The United States Anti-Doping Agency (USADA) was recognized by the President and Congress of the United States as the official anti-doping agency for Olympic, Pan American, and Paralympic sport in the United States, USADA Chief Executive Officer Terry Madden announced Tuesday.
“With the United States Congress identifying USADA as the official national anti-doping agency for Olympic sports, it provide additional strength and stature for USADA, both domestically and internationally, in the fight against doping in sport,” said Madden.
The passing of Public Law 107-67 (section 644) last month calls for USADA to be known as the ‘official anti-doping agency for Olympic, Pan American and Paralympic sport in the United States.’ The recognition was included in the Treasury and General Government Appropriations Act, 2002, and became public law when President George W. Bush signed the act.
Senator Ben Nighthorse Campbell of Colorado secured significant funding for USADA and authored the language that makes USADA the official anti-doping agency for Olympic sports.
“USADA has taken the worldwide lead in Olympic anti-doping and will serve our country well as our official anti-doping agency.
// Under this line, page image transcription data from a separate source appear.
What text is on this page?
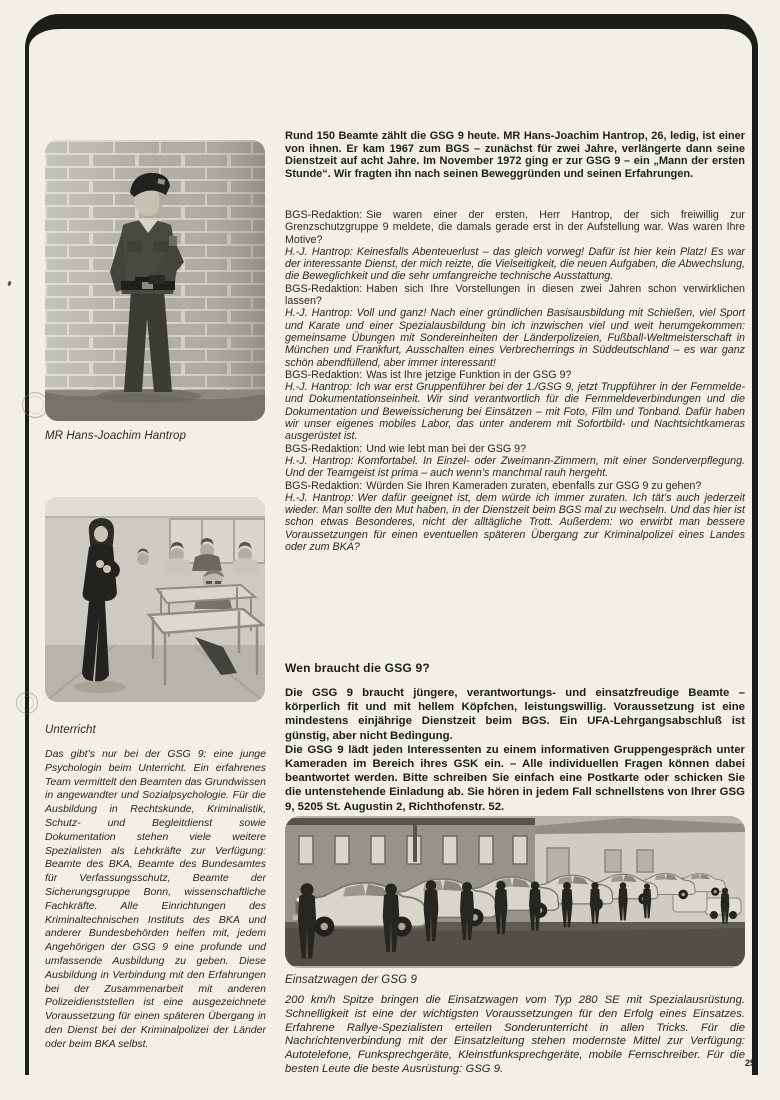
MR Hans-Joachim Hantrop
Unterricht
Das gibt’s nur bei der GSG 9: eine junge Psychologin beim Unterricht. Ein erfahrenes Team vermittelt den Beamten das Grundwissen in angewandter und Sozialpsychologie. Für die Ausbildung in Rechtskunde, Kriminalistik, Schutz- und Begleitdienst sowie Dokumentation stehen viele weitere Spezialisten als Lehrkräfte zur Verfügung: Beamte des BKA, Beamte des Bundesamtes für Verfassungsschutz, Beamte der Sicherungsgruppe Bonn, wissenschaftliche Fachkräfte. Alle Einrichtungen des Kriminaltechnischen Instituts des BKA und anderer Bundesbehörden helfen mit, jedem Angehörigen der GSG 9 eine profunde und umfassende Ausbildung zu geben. Diese Ausbildung in Verbindung mit den Erfahrungen bei der Zusammenarbeit mit anderen Polizeidienststellen ist eine ausgezeichnete Voraussetzung für einen späteren Übergang in den Dienst bei der Kriminalpolizei der Länder oder beim BKA selbst.
Rund 150 Beamte zählt die GSG 9 heute. MR Hans-Joachim Hantrop, 26, ledig, ist einer von ihnen. Er kam 1967 zum BGS – zunächst für zwei Jahre, verlängerte dann seine Dienstzeit auf acht Jahre. Im November 1972 ging er zur GSG 9 – ein „Mann der ersten Stunde“. Wir fragten ihn nach seinen Beweggründen und seinen Erfahrungen.

BGS-Redaktion: Sie waren einer der ersten, Herr Hantrop, der sich freiwillig zur Grenzschutzgruppe 9 meldete, die damals gerade erst in der Aufstellung war. Was waren Ihre Motive?

H.-J. Hantrop: Keinesfalls Abenteuerlust – das gleich vorweg! Dafür ist hier kein Platz! Es war der interessante Dienst, der mich reizte, die Vielseitigkeit, die neuen Aufgaben, die Abwechslung, die Beweglichkeit und die sehr umfangreiche technische Ausstattung.

BGS-Redaktion: Haben sich Ihre Vorstellungen in diesen zwei Jahren schon verwirklichen lassen?

H.-J. Hantrop: Voll und ganz! Nach einer gründlichen Basisausbildung mit Schießen, viel Sport und Karate und einer Spezialausbildung bin ich inzwischen viel und weit herumgekommen: gemeinsame Übungen mit Sondereinheiten der Länderpolizeien, Fußball-Weltmeisterschaft in München und Frankfurt, Ausschalten eines Verbrecherrings in Süddeutschland – es war ganz schön abendfüllend, aber immer interessant!

BGS-Redaktion: Was ist Ihre jetzige Funktion in der GSG 9?

H.-J. Hantrop: Ich war erst Gruppenführer bei der 1./GSG 9, jetzt Truppführer in der Fernmelde- und Dokumentationseinheit. Wir sind verantwortlich für die Fernmeldeverbindungen und die Dokumentation und Beweissicherung bei Einsätzen – mit Foto, Film und Tonband. Dafür haben wir unser eigenes mobiles Labor, das unter anderem mit Sofortbild- und Nachtsichtkameras ausgerüstet ist.

BGS-Redaktion: Und wie lebt man bei der GSG 9?

H.-J. Hantrop: Komfortabel. In Einzel- oder Zweimann-Zimmern, mit einer Sonderverpflegung. Und der Teamgeist ist prima – auch wenn’s manchmal rauh hergeht.

BGS-Redaktion: Würden Sie Ihren Kameraden zuraten, ebenfalls zur GSG 9 zu gehen?

H.-J. Hantrop: Wer dafür geeignet ist, dem würde ich immer zuraten. Ich tät’s auch jederzeit wieder. Man sollte den Mut haben, in der Dienstzeit beim BGS mal zu wechseln. Und das hier ist schon etwas Besonderes, nicht der alltägliche Trott. Außerdem: wo erwirbt man bessere Voraussetzungen für einen eventuellen späteren Übergang zur Kriminalpolizei eines Landes oder zum BKA?

Wen braucht die GSG 9?

Die GSG 9 braucht jüngere, verantwortungs- und einsatzfreudige Beamte – körperlich fit und mit hellem Köpfchen, leistungswillig. Voraussetzung ist eine mindestens einjährige Dienstzeit beim BGS. Ein UFA-Lehrgangsabschluß ist günstig, aber nicht Bedingung.

Die GSG 9 lädt jeden Interessenten zu einem informativen Gruppengespräch unter Kameraden im Bereich ihres GSK ein. – Alle individuellen Fragen können dabei beantwortet werden. Bitte schreiben Sie einfach eine Postkarte oder schicken Sie die untenstehende Einladung ab. Sie hören in jedem Fall schnellstens von Ihrer GSG 9, 5205 St. Augustin 2, Richthofenstr. 52.

Einsatzwagen der GSG 9
200 km/h Spitze bringen die Einsatzwagen vom Typ 280 SE mit Spezialausrüstung. Schnelligkeit ist eine der wichtigsten Voraussetzungen für den Erfolg eines Einsatzes. Erfahrene Rallye-Spezialisten erteilen Sonderunterricht in allen Tricks. Für die Nachrichtenverbindung mit der Einsatzleitung stehen modernste Mittel zur Verfügung: Autotelefone, Funksprechgeräte, Kleinstfunksprechgeräte, mobile Fernschreiber. Für die besten Leute die beste Ausrüstung: GSG 9.	25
USADA’s official recognition, and the funds that were included in the Treasury and General Government Appropriations act, will go a long way toward combating the use of illegal substances in the Olympic Games,” said Campbell, captain of the 1964 U.S. Olympic judo team.
USADA is the independent anti-doping agency for Olympic sports in the United States, and is responsible for managing the testing and adjudication process for U.S. Olympic, Pan Am, and Paralympic athletes. USADA is equally dedicated to preserving the integrity of sport through research initiatives and educational programs.